Of course, cord cutting isn’t the only behavior that’s affecting how many customers subscribe to these services. Two particularly additional trends are the move to “skinny bundles” and the rise of over-the-top alternatives to traditional pay TV. Skinny bundles are a trimmed-down version of pay TV services from traditional providers. Verizon has Custom TV, which is one of the more extreme forms of this trend, while many other pay TV companies have also been providing similar packages with fewer channels. On its quarterly earnings call, Verizon reported that 38% of its new FiOS TV customers in the first quarter signed up for Custom TV packages, which it characterized as lower-revenue but higher margin than its traditional offerings. On the OTT side, perhaps the biggest player is Sling, from DISH. The issue from a reporting perspective is that DISH reports Sling subscribers along with its traditional satellite TV subscribers in its overall totals, without breaking them out. As such, the numbers in the chart above include several hundred thousand Sling subscribers that are generating far less revenue monthly and taking far fewer channels than the traditional pay TV subscriber. If you strip those out of the reporting (as shown by the red bars), the numbers start to look even worse:Cord cutting Q1 2016 with SlingAs you can see, you’re now talking about an annual decline that’s about twice as big, at over 1.6 million rather than 800 thousand. Why is this important? Well, if you’re a cable network, you could be affected just as much by skinny bundles and these smaller OTT bundles as you are by outright cord cutting. This is evident in the numbers reported at least annually by the major cable networks, almost all of which have declined by 2-3 million subscribers year on year in recent quarters. The only exceptions have tended to be newer networks that are still growing from smaller bases, and some of the premium networks like HBO and to a lesser extent Starz.

A cable resurgence

Another important trend we’ve seen over the last year or so is a dramatic change in the trajectories of two major groups of companies within the overall base of pay TV providers in the US. The cable companies have had a resurgence of sorts, while the telcos have faded dramatically in their ability to grow TV subscribers. The chart below compares year on year growth in subs for just these two groups:Cord cutting by cable vs telecomsAs you can see, the telcos regularly added over a million subs a year in 2012 and 2013, but since 2014 things have been heading rapidly downhill and have been increasingly negative for the last two quarters, while the cable companies have been returning closer to flat growth. Hence all those stories you’ve been seeing around earnings time for the last few quarters about the cable companies doing so well in TV sub growth, despite the overall cord cutting trend.

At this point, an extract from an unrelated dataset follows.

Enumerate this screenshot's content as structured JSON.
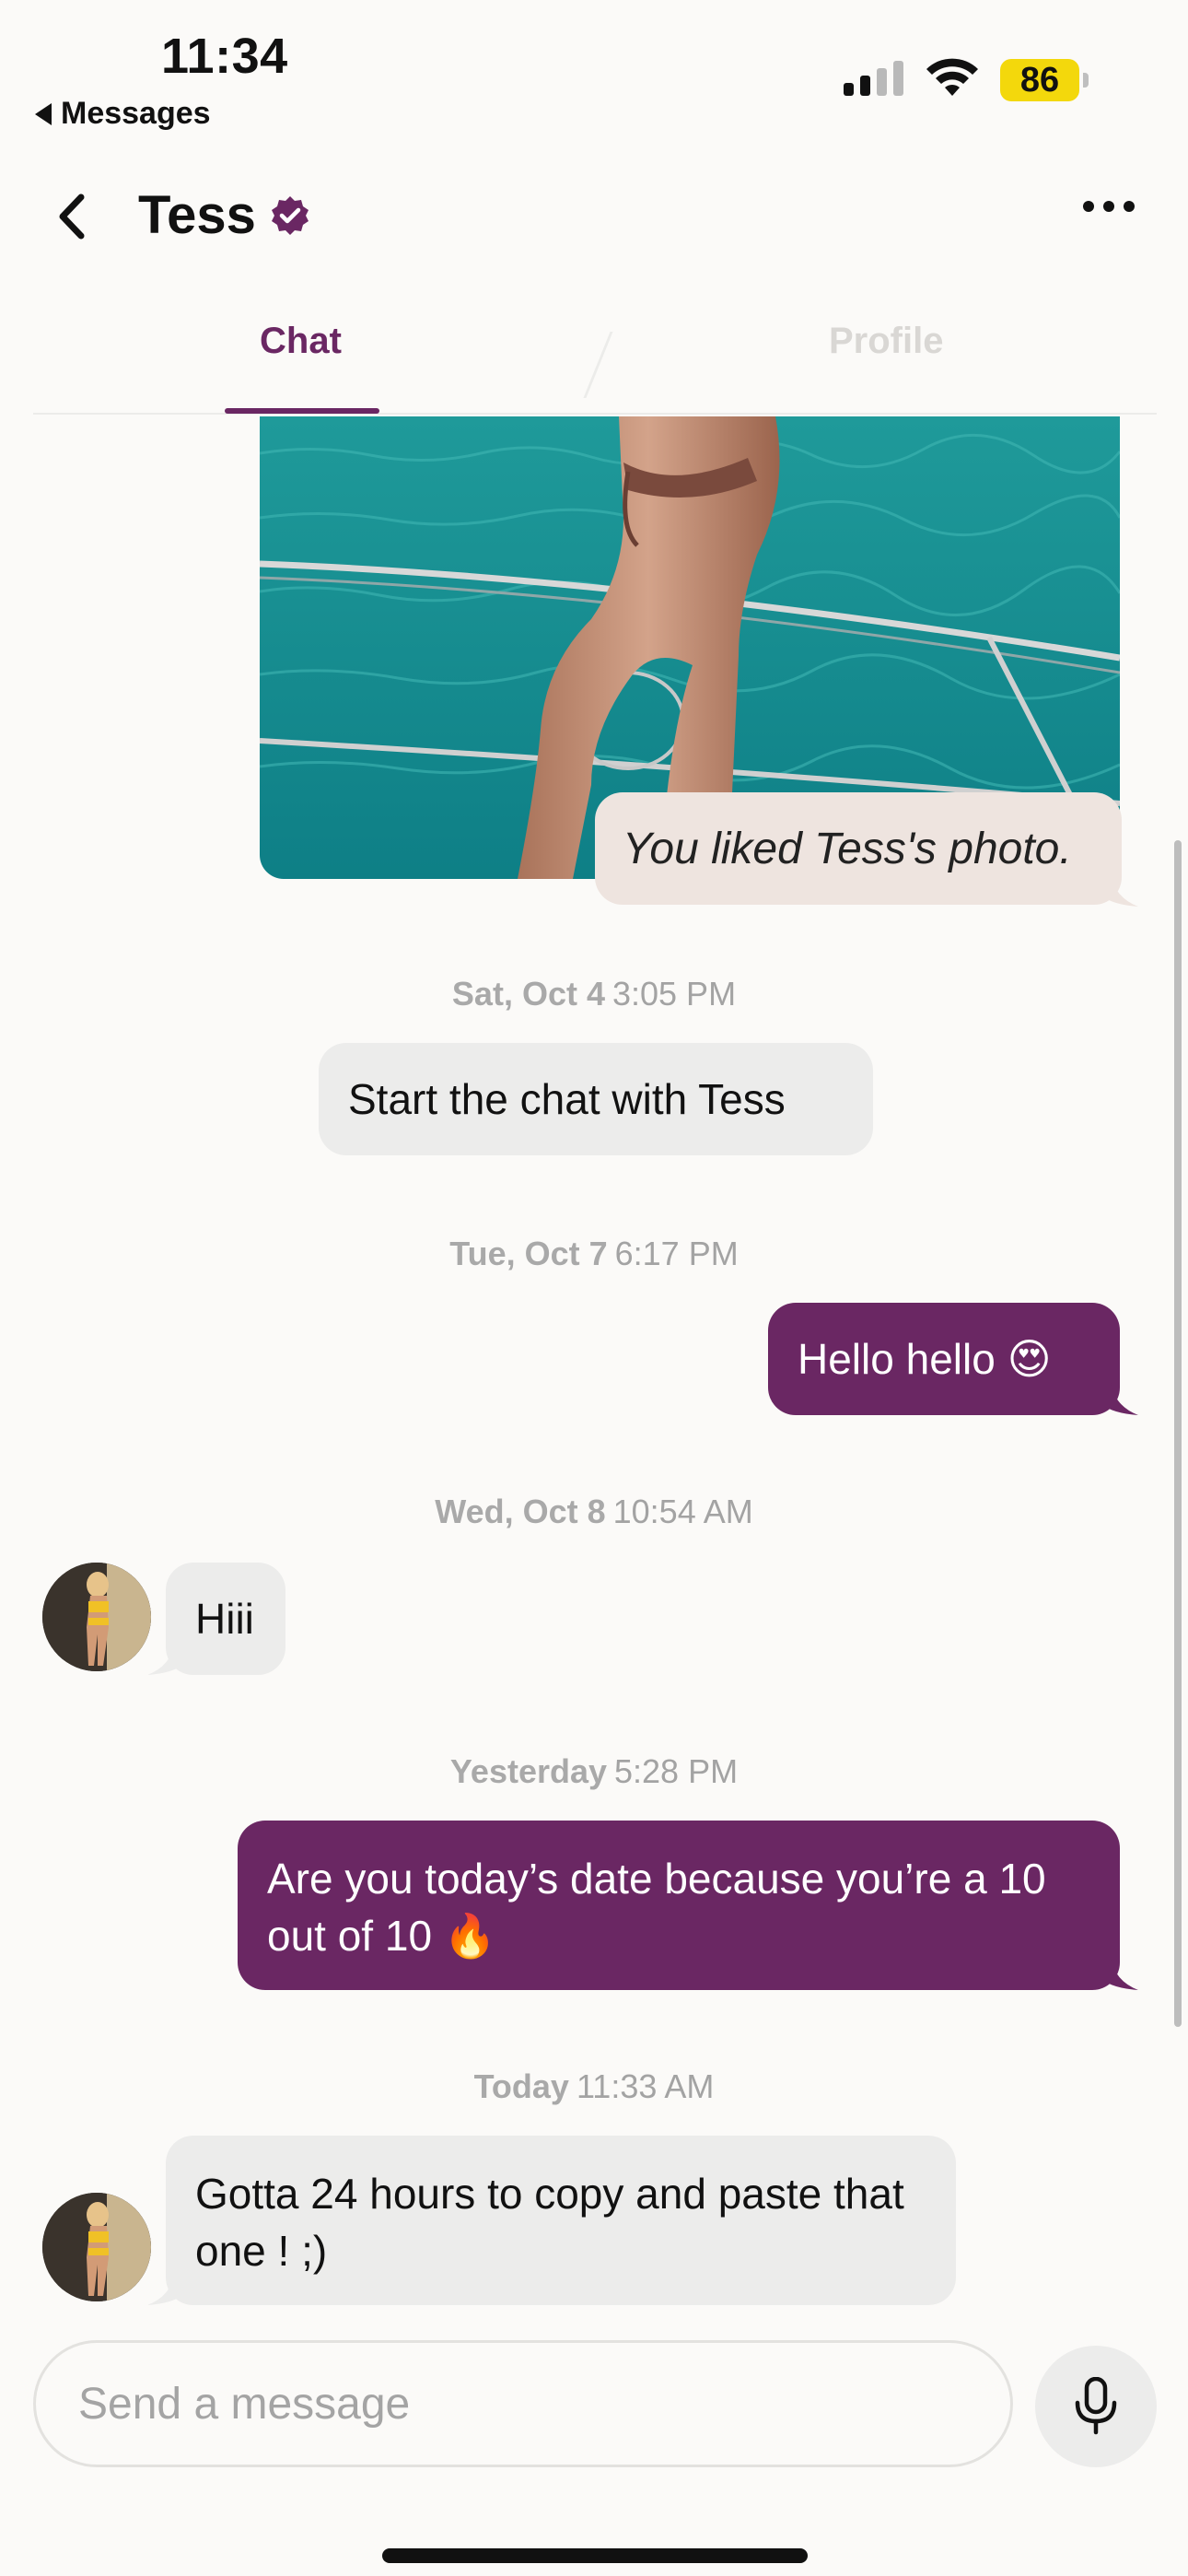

It’s really about large cable companies

In fact, it’s not even just about the cable companies versus the telcos, but about a division even among the cable companies. If you split cable company results by large and small companies, you see quite a disparity again:Cord cutting big vs small cable Q1 2016Here, you can see that the gains have been made almost entirely by the large cable companies, and that the small cable companies (which are even collectively much smaller) have been seeing worsening trends if anything. So it’s really that the large cable companies are making gains, while smaller cable companies and telcos are losing subscribers. The satellite providers are the last group here, and they’ve been seeing a more mixed bag of trends, with AT&T driving a resurgence at DirecTV thanks to bundling and heavy promotional activity, while DISH’s performance has been more mixed, especially if you strip out the Sling results.